Phoenix-based SunnComm bills its MediaMax CD-3 solution as a “new approach to reducing casual piracy.” SunnComm’s technology, like Macrovision’s CDS-300, blocks PC playback of a disc’s Redbook CD audio tracks, but through a PC’s standard Windows Media player, it lets PCs play compressed Windows Media Audio (WMA) files that also reside on the disc. The technology can also be used in conjunction with Microsoft’s digital rights management (DRM) technology to give copyright holders the option of letting PC users transfer the compressed WMA files to their PC’s hard drive. Users could even be allowed to transfer the WMA files to portable devices supporting WMA’s codec and DRM technology.

Authentication technologies would prevent the sharing of usable files through file-sharing programs such as Morpheus.

SunnComm said its technology also gives copyright holders the option of letting users e-mail WMA-format songs to friends who could play them for a limited period or for a certain number of times.

BMG declined to say which MediaMax features it would implement in commercial releases.

Previous copy-protection technologies prevented PCs from playing music CDs, or they let PCs play only the compressed music files that accompanied the disc’s Redbook audio tracks. In either case, they prohibited transfers of music to a PC’s hard drive and to portable devices.

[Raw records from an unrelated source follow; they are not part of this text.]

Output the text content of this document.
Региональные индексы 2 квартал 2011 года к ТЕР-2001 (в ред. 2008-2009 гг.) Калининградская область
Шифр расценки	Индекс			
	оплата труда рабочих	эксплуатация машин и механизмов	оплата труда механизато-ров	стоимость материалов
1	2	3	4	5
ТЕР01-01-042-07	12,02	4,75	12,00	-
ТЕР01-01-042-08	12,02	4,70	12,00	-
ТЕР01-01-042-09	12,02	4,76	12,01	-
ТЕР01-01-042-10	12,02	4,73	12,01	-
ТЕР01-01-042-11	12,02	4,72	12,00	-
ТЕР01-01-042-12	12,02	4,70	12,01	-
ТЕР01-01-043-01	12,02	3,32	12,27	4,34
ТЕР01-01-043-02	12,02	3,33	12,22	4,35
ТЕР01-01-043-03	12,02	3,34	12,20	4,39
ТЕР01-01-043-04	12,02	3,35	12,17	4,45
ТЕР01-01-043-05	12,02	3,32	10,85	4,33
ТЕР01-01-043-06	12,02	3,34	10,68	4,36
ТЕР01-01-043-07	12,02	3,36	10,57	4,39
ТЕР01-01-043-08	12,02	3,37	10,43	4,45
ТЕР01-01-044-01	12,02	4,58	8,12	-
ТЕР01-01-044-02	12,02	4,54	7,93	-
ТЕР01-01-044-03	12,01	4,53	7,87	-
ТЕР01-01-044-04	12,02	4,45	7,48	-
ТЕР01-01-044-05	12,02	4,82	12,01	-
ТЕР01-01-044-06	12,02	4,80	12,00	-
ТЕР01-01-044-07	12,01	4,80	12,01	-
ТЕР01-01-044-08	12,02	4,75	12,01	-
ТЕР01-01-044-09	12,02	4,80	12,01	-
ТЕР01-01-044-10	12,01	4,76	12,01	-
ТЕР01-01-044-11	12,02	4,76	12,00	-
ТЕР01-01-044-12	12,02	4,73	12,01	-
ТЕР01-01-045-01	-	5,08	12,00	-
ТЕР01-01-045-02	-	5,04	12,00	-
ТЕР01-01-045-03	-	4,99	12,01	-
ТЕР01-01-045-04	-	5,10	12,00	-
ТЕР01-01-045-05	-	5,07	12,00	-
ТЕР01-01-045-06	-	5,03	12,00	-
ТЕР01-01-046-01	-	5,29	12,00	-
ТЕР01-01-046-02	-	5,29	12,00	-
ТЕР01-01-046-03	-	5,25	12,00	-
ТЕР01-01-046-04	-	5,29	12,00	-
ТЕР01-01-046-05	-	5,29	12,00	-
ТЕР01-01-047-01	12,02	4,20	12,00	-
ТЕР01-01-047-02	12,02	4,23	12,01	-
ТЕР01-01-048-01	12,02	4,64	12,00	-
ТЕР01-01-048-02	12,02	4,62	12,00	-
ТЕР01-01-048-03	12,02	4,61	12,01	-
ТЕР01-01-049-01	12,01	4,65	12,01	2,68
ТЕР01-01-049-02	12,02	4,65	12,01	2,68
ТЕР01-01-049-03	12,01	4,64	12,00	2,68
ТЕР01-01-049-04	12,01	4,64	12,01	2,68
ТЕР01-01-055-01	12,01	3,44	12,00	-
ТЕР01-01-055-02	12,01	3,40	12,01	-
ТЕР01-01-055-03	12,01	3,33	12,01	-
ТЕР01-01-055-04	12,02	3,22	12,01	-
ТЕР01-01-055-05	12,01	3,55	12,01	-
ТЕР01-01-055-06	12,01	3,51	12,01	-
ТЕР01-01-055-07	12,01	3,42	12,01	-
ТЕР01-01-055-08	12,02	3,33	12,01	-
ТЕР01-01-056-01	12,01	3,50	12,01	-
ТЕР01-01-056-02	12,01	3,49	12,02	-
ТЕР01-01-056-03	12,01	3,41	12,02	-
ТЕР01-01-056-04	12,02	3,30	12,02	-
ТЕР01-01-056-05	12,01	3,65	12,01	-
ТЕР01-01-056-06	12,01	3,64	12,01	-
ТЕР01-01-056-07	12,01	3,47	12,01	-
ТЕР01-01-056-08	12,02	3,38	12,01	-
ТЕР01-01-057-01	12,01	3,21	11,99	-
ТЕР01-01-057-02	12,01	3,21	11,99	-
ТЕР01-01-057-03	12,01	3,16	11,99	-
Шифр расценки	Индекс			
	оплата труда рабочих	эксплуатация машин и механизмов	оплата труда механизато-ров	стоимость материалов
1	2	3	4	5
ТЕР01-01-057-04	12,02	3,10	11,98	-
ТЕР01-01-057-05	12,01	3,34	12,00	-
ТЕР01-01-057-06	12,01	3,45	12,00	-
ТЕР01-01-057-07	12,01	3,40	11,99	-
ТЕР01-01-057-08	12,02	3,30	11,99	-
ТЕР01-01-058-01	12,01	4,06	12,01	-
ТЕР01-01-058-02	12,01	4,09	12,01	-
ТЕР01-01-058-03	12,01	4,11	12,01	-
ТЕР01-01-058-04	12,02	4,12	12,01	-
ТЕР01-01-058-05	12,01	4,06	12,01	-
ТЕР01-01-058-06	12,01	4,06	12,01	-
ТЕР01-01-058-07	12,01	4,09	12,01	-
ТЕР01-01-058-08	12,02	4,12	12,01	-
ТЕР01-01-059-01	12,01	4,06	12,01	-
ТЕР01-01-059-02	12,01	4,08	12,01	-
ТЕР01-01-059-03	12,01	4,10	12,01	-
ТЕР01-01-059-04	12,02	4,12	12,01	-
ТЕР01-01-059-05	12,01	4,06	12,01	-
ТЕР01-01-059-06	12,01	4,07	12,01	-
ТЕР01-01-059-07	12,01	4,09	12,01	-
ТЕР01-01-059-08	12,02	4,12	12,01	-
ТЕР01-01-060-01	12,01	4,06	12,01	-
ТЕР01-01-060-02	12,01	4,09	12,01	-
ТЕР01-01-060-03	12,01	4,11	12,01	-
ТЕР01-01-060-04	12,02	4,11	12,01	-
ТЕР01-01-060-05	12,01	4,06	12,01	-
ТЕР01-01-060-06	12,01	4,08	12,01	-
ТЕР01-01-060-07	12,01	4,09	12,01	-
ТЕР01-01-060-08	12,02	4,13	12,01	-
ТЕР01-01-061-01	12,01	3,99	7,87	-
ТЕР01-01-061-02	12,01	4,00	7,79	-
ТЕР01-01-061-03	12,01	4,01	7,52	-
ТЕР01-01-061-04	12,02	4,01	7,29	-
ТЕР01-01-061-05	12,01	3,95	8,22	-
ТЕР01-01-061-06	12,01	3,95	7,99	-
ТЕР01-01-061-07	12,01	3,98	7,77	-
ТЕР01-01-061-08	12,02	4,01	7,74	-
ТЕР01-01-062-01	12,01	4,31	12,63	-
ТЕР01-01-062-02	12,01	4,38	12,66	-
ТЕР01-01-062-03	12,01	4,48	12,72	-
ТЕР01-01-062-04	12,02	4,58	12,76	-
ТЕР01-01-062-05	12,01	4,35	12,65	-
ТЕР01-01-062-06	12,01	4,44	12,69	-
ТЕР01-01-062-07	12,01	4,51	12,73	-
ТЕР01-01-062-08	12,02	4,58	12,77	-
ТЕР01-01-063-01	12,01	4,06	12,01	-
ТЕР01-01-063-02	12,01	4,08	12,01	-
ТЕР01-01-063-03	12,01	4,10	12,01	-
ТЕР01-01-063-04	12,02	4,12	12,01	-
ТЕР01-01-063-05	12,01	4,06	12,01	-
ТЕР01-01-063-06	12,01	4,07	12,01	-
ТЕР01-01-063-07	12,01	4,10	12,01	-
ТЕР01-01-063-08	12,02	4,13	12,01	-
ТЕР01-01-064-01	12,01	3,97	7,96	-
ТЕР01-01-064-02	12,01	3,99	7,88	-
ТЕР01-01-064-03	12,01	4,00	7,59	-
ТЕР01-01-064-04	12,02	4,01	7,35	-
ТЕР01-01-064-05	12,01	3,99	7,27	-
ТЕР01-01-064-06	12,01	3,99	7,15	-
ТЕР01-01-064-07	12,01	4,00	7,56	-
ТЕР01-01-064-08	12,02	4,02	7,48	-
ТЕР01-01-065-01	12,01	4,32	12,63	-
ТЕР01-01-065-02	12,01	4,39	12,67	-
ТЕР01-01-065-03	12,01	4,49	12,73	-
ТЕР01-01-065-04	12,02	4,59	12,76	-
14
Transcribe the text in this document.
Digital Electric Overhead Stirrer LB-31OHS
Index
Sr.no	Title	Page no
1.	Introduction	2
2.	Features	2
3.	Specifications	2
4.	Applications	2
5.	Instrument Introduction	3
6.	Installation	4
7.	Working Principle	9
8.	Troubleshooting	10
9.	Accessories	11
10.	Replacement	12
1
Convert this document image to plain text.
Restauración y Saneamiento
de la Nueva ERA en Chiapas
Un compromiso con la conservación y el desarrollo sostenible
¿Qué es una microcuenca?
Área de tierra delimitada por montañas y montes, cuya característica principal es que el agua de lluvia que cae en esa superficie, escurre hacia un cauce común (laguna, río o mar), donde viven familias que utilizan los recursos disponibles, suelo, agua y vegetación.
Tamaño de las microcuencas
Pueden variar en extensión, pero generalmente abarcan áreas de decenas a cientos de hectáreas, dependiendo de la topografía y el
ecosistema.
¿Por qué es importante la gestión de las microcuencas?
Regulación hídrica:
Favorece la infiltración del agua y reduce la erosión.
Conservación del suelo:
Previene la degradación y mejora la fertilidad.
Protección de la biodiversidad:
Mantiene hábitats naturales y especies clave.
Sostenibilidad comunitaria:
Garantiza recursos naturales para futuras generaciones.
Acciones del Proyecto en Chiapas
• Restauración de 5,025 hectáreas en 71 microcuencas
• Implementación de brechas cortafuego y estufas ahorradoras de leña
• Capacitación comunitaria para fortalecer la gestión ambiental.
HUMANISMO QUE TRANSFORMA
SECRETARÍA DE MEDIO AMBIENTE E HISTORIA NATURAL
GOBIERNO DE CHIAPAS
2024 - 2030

The first discs available with those technologies admittedly suffered from compatibility problems with standard CD and DVD players, Sexton said, but the technologies have progressed, and “there have been very few complaints,” he claimed.

In the U.S., Sexton noted, Universal used an earlier generation Macrovision technology, CDS-200, in less than a million commercial releases as a test, and consumer complains were “very few.”